Here are some tips you may find useful…
1. Don’t take it personal
There is one thing that almost all nasty customers have in common. They try to attack you on a personal level. Name calling is not unusual. When you take it personal, you are likely to get into a yelling match with the customer which resolves nothing and only stands to make things worse. Try to diffuse the situation – kill the anger with kindness so to speak. If that doesn’t work, ask them to contact you again once they have calmed down and are willing to speak reasonably. Refuse to speak with a customer in an irate state. You don’t have to put up with abuse ever.
2. Don’t overdo the “customer is always right” concept
In customer service training you will always hear that the customer is always right. While that is true to some extent, sometimes they are just flat wrong. You should always try to accommodate a customer within reason, but do not allow that concept to go too far.
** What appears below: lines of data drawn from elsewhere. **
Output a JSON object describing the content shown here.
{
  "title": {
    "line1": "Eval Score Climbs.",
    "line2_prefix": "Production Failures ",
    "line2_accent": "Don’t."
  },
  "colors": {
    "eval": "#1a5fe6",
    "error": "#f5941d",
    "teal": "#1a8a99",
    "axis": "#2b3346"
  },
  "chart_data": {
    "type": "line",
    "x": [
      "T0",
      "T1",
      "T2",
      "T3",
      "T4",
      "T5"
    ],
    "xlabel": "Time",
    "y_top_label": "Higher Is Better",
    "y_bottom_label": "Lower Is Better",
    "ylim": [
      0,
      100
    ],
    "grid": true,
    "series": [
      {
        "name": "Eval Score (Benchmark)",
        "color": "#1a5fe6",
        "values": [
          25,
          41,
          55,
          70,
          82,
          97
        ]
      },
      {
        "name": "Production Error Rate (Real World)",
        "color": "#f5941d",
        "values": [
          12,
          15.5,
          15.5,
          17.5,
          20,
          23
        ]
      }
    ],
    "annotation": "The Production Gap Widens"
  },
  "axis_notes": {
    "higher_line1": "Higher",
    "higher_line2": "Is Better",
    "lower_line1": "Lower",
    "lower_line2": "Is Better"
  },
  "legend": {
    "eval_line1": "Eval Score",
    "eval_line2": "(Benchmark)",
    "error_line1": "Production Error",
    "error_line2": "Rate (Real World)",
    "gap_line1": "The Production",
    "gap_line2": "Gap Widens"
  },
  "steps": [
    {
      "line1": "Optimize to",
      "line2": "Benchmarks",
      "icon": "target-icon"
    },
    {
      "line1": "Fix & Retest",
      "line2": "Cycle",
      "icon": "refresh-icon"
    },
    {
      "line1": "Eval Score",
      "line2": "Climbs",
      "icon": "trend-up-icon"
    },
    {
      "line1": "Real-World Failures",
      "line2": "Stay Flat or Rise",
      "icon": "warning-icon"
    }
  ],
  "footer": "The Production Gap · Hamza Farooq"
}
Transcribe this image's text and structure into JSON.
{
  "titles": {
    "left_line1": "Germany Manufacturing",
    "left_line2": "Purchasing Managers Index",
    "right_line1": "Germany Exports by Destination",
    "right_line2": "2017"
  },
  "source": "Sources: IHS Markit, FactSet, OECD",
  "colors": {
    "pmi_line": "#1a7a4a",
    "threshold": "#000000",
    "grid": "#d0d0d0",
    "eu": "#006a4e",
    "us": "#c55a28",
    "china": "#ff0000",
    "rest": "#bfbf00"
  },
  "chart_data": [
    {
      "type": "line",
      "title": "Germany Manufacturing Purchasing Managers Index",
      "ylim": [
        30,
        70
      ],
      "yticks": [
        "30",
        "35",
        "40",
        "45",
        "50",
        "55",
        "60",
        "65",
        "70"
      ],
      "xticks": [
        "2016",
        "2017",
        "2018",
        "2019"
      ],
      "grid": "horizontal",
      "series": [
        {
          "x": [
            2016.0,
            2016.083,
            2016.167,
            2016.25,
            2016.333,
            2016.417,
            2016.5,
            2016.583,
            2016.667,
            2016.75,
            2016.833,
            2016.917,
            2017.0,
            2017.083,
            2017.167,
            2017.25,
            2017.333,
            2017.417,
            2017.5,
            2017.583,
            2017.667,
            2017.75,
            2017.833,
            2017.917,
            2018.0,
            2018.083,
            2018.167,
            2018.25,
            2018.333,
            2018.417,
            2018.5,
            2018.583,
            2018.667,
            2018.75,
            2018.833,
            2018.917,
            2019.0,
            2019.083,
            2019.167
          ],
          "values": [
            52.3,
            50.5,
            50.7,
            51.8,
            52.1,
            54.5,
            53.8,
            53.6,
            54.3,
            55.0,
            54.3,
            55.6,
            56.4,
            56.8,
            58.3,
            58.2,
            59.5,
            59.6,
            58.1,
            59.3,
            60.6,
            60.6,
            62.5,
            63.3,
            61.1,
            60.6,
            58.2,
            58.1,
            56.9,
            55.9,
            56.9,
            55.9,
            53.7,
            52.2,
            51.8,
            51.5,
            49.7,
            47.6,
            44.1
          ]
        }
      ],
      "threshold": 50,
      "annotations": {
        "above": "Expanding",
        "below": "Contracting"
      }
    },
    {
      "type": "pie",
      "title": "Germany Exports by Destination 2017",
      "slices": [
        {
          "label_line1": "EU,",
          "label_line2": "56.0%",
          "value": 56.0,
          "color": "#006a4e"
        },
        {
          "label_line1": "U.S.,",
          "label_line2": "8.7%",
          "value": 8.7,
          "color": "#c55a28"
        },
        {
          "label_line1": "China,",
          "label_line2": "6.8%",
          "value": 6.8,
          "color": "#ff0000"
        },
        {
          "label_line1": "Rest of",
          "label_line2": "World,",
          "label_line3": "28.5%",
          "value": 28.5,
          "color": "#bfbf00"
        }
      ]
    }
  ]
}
3. Realize it isn’t always your problem
Sometimes people just have a bad day and are looking for someone to take it out on. A hateful, ugly customer is often one of these people. If you listen to their ranting and raving, then respond kindly telling them you understand their frustration and you want to work with them to come to a resolution, you will often diffuse the anger and uncover the rational human being beneath it.
4. Don’t fall for fear invoking bluffs
In customer service some business people tend to do anything to avoid the potential harm of a threat even if it means losing money or giving in to irrational demands. When you are threatened, consider the validity of the threat. Do you really think someone is going to pay thousands of dollars in attorney fees to sue you over a low dollar transaction? Likely not. Again, do what you can to accommodate within reason but don’t give in to unsubstantiated threats.
5. Be prepared to decide whether or not a customer relationship is worth salvaging
You’ve heard it said that one happy customer tells one person about your business while an unhappy customer will tell 10 or more. Undoubtedly, word of mouth can be the best or the worst exposure for your business. This is the very basis of the “the customer is always right” concept. Of course it is best to salvage a customer relationship if you can, but again, do so within reason.